By 1970, four years before the passage of the Safe Drinking Water Act, all those death rates had fallen virtually to zero.
Major improvements have been made in technologies that promote fewer emissions and cleaner air, resulting in better overall air quality.
Figure 2 tracks the amount of emissions from seven common pollutants, while adjusting for real GDP from 1940 to 1997.
Air pollution has been declining for more than a century. Improvements in air quality over time were due to newer, more efficient technologies entering the marketplace, state and local regulations, and increasingly effective nuisance suits against polluters. Air pollution in America was declining long before the Clean Air act nationalized pollution control in 1970.
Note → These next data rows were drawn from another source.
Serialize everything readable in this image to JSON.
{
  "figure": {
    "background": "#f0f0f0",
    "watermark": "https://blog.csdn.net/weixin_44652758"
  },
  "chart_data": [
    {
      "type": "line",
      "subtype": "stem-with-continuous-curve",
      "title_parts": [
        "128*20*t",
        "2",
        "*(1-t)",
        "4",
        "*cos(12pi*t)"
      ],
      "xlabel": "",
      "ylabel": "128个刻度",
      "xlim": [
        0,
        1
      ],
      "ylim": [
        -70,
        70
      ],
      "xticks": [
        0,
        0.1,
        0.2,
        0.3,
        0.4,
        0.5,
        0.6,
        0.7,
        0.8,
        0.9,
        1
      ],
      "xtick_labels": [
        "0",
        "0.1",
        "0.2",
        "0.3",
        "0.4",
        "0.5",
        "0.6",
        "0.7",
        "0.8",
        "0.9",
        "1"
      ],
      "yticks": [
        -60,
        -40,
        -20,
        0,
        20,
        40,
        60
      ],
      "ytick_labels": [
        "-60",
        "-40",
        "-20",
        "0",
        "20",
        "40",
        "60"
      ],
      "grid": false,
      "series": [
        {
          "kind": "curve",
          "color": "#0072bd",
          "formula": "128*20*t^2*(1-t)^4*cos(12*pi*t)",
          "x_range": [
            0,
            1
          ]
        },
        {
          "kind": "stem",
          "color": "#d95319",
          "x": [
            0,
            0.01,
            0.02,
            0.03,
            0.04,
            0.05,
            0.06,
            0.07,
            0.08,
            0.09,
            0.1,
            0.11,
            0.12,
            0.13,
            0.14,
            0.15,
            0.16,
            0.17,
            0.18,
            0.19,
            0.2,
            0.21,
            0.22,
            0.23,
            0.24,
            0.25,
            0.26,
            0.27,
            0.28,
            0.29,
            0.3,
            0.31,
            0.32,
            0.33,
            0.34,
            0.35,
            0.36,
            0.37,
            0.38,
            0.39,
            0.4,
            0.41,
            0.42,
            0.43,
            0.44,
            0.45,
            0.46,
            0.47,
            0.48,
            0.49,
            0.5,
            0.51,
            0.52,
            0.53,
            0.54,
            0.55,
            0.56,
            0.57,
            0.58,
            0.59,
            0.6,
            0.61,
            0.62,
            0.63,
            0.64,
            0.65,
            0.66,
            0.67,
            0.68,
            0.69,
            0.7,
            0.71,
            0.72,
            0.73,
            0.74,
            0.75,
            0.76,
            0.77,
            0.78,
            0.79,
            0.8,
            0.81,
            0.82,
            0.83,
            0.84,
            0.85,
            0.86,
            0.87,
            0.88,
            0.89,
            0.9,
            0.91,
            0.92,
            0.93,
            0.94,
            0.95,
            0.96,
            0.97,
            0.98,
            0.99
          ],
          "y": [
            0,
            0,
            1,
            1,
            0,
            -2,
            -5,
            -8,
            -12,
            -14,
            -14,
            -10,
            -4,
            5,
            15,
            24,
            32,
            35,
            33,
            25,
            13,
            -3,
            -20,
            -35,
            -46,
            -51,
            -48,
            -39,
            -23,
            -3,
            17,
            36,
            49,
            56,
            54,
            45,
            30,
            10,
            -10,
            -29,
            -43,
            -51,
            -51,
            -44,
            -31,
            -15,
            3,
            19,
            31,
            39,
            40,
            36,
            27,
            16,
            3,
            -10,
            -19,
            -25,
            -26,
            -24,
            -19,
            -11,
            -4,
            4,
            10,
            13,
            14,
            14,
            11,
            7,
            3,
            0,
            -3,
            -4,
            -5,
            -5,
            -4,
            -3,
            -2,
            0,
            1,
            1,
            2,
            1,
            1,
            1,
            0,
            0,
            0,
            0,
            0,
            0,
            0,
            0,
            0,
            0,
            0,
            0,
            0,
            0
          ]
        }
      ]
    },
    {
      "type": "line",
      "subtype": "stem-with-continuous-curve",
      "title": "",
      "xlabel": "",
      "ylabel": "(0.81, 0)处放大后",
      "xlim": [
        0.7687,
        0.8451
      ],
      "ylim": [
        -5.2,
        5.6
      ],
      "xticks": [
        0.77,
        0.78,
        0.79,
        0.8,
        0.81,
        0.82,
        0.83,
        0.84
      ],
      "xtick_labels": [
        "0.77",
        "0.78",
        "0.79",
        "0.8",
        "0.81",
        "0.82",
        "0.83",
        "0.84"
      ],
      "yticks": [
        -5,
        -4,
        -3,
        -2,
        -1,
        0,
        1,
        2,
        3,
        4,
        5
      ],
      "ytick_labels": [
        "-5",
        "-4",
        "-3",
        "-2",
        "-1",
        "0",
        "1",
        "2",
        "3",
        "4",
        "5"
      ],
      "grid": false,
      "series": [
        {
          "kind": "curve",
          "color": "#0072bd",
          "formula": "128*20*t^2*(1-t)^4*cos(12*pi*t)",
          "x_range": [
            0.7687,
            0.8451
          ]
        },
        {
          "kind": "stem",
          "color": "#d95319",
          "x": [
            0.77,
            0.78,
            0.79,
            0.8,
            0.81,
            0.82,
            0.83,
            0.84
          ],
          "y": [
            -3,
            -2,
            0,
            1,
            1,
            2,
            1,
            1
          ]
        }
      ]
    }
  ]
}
Land is one of the most visible and tangible representations of environmental quality, and there are encouraging trends that suggest land conditions in the United States are getting much better.
Figure 3 shows the amount of forested area in the U.S. relative to population dating back to 1850. While U.S. population has grown by more than 250 million persons, the amount of forested acres has stayed relatively the same, and is even trending upward.
Not only are the number of forested acres increasing, so are the number of wetland acres. Also, agriculture, the most land-intensive human activity, is becoming increasingly efficient in the United States. Production of several major crops, including corn, rice, soybeans, and others has increased more than 14 fold since 1940, while acreage of harvested land has increased by only 4 times.